Dutch cyber security under threat; more autonomy needed

The Netherlands must do more to support its cybersecurity as the country is on the edge of losing its digital autonomy, national cybersecurity council CSR warned. According to the advisory body, the Dutch cybersecurity system was becoming too dependent on foreign tech companies, particularly those from the United States and China.

The Netherlands currently largely relies on American companies such as Microsoft, Amazon, Google and Oracle for its digital services.
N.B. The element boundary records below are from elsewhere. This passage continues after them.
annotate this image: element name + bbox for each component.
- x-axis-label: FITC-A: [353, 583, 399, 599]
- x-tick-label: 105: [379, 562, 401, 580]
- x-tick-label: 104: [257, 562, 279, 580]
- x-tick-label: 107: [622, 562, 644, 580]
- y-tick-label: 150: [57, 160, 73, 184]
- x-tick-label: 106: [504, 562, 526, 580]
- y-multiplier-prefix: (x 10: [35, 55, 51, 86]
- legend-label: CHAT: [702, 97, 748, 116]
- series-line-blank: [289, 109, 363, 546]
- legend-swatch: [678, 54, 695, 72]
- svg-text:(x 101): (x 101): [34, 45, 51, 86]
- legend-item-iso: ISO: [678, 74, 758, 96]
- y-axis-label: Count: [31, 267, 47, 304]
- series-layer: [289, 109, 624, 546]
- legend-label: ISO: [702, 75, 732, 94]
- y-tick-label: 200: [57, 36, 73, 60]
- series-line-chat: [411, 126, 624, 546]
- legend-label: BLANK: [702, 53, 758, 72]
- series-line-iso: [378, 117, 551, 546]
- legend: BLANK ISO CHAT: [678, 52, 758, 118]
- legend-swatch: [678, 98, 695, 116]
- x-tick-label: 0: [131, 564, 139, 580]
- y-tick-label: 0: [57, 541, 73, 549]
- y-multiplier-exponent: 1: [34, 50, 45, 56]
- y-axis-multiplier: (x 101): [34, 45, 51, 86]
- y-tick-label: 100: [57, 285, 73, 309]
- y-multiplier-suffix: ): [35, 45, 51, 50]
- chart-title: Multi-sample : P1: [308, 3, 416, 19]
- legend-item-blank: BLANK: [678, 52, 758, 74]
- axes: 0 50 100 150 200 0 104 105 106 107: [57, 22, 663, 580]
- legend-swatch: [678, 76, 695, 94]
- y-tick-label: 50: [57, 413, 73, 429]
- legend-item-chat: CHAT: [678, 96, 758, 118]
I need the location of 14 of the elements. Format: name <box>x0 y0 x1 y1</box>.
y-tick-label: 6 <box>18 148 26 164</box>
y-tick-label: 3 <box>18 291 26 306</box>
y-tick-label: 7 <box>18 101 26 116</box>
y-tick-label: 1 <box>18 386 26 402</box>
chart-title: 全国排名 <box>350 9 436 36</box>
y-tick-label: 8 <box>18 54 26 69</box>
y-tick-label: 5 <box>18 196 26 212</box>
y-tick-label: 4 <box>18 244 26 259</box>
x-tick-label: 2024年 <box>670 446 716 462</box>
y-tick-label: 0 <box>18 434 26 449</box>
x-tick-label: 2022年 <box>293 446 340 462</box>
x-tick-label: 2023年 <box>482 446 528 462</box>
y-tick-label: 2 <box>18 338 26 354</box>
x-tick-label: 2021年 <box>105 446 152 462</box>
Thus, the Dutch government can no longer enforce its privacy legislation on this front, as these service providers often do not fall under jurisidiction of common European surveillance laws, CSR said in their most recent advice.

"Our digital autonomy is under pressure and that touches the heart of Dutch society; cyber threats are increasing and we are becoming increasingly dependent on the digital infrastructure that is in the hands of a number of large foreign market players," the organization stated.

To counter this development, autonomy in the digital sphere must urgently become one of the government’s central policies. This can be done by supporting strategically valuable tech companies, the advisory body explained. More public-private partnerships and a more active role of the Netherlands in the development of international standards are also needed, according to Digital Infrastructure Netherlands Foundation Michiel Steltman.

"Almost all cybersecurity standards are currently American. Large international players have a head start and without our intervention, it will only get worse," said Steltman.

Cyber ​​expert Ronald Prins from the cybersecurity company Hunt & Hackett explained that it was not realistic to expect all of the country's vital IT infrastructure to be manufactured in the Netherlands. According to him, the situation could be improved by having Dutch companies monitor the existing systems.

"You could make that mandatory for the vital sector," he suggested.